‘Junior' Gotti Linked to Mob-Related Hits

John "Junior" Gotti held without bail after his Aug. 5 arrest.

John "Junior" Gotti, who has renounced the mafia life of his famous late father, will be headed to Florida to fight the most serious criminal case he's ever faced -- a sweeping indictment linking him to three mob-related hits and a host of other felonies.

The FBI arrested Gotti, 44, on the morning of Aug. 5 at his Oyster Bay, Long Island home on murder conspiracy, cocaine trafficking and other charges stemming from a drug investigation in Florida.

If convicted, Gotti could spend the rest of his life in prison on charges that his defense attorney strenuously denied at a Manhattan federal court hearing in which the mafia scion was denied bail.

"For the last 25 years, Gotti and other members of the Gambino organized crime family allegedly engaged in an array of criminal conduct including murder, robbery, bribery, kidnapping, extortion, gambling, illegal drug trafficking, loan sharking, collecting unlawful debts, jury tampering, victim and witness tampering, burglary, home invasions, aggravated assaults and batteries and money laundering," said Tampa U.S. Attorney Robert O'Neill.

However, Gotti defense attorney Charles Carnesi scoffed at the charges, saying they are the lies of criminals desperate to cut deals with the government.

"I can guarantee you that this case will be based on people who have been convicted of various crimes, who do not want to go to jail," Carnesi said outside of court.

The federal indictment returned by a Tampa grand jury links Gotti to the slayings of three New York men in the late 1980s and early 1990s.  Manhattan federal prosecutor Elie Honig said two of these killings were drug-related -- the 1988 retribution slaying of George Grosso in Queens for trying to kill one of Gotti's drug dealers and the 1991 murder of Bruce John Gotterup in Queens for challenging Gotti's control of a drug spot.   Honig said Gotti also  "oversaw" the 1990 killing of Louis DiBono, slain for failing to answer a summons from the mercurial head of the Gambinos, the late John Gotti Sr. DiBono's body was found inside a parking garage at the World Trade Center.

"This indictment captures a lifetime of criminality by John Gotti," said prosecutor Honig.

Defense attorney Carnesi said that these new charges against Gotti had never before been mentioned by famous turncoats who had testified for the government, including Sammy "The Bull" Gravano.

"Why  if these people don't know anything about the allegations, why would some nobody drug dealer  in Florida, why would he  be possessed of this information ? " asked Carnesi.    

The Tampa grand jury also returned a second indictment charging five alleged Gotti associates with various crimes.

Federal authorities have been investigating  John "Junior" Gotti for years, undeterred by three failed attempts starting in 2005 to convict him for allegedly ordering a 1992 attack that injured Guardian Angels founder Curtis Sliwa. 

After those mistrials, federal authorities focused on the mob scion's finances in what his attorney called a "fishing expedition."

It was after a court hearing on his finances that Gotti launched a public tirade last November against federal authorities, accusing them of endangering his life with a mafia hit by falsely portraying him as a turncoat.  "My family lives in fear as a result of this," said Gotti on the steps of the White Plains courthouse.  "What happens next? Does it make it all better if I get one in my head? Does it make it all better if I'm found in the street?"        

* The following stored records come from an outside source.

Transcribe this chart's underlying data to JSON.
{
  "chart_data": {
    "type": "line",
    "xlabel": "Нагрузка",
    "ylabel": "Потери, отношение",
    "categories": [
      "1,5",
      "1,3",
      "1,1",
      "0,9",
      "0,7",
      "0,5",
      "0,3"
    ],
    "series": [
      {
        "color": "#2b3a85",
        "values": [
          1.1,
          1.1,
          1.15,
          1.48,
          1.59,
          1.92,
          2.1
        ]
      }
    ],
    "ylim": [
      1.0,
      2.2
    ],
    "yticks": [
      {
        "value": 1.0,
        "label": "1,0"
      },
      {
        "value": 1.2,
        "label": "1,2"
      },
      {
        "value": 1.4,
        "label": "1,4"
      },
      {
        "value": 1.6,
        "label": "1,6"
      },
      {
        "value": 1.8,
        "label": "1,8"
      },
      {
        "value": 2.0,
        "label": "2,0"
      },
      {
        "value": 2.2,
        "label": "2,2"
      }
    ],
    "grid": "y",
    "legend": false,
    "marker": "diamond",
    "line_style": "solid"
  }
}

John "Junior" Gotti inherited his place in the mafia from his flamboyant father, one of America's most famous mobsters.  Dubbed the "Dapper Don" for his custom-made suits and the "Teflon Don" for avoiding racketeering and assault convictions in the 1980s, John Gotti Sr. ran the Gambinos with an iron fist. He clawed his way to power with a daring hit on rivals outside a Midtown steakhouse in 1985. However federal wiretaps and the testimony of turncoat Gravano in 1992 finally sent Gotti Sr. away for life and he died in federal prison of throat cancer in 2002 .

Junior Gotti also served time in federal prison from 1999 until 2005 for shaking down the Scores strip club.  He revealed a troubled relationship with his father in a recorded conversation, decrying the mafia life he allegedly grew to detest. "I know my father loved me, but I got to question how much, to put me with all these wolves. This is the world you put your kid in? So much treachery. My father couldn't have love me, to push me into this life." 

Junior asked to be allowed out of the mafia life and used his alleged retirement as a defense during the Sliwa trials.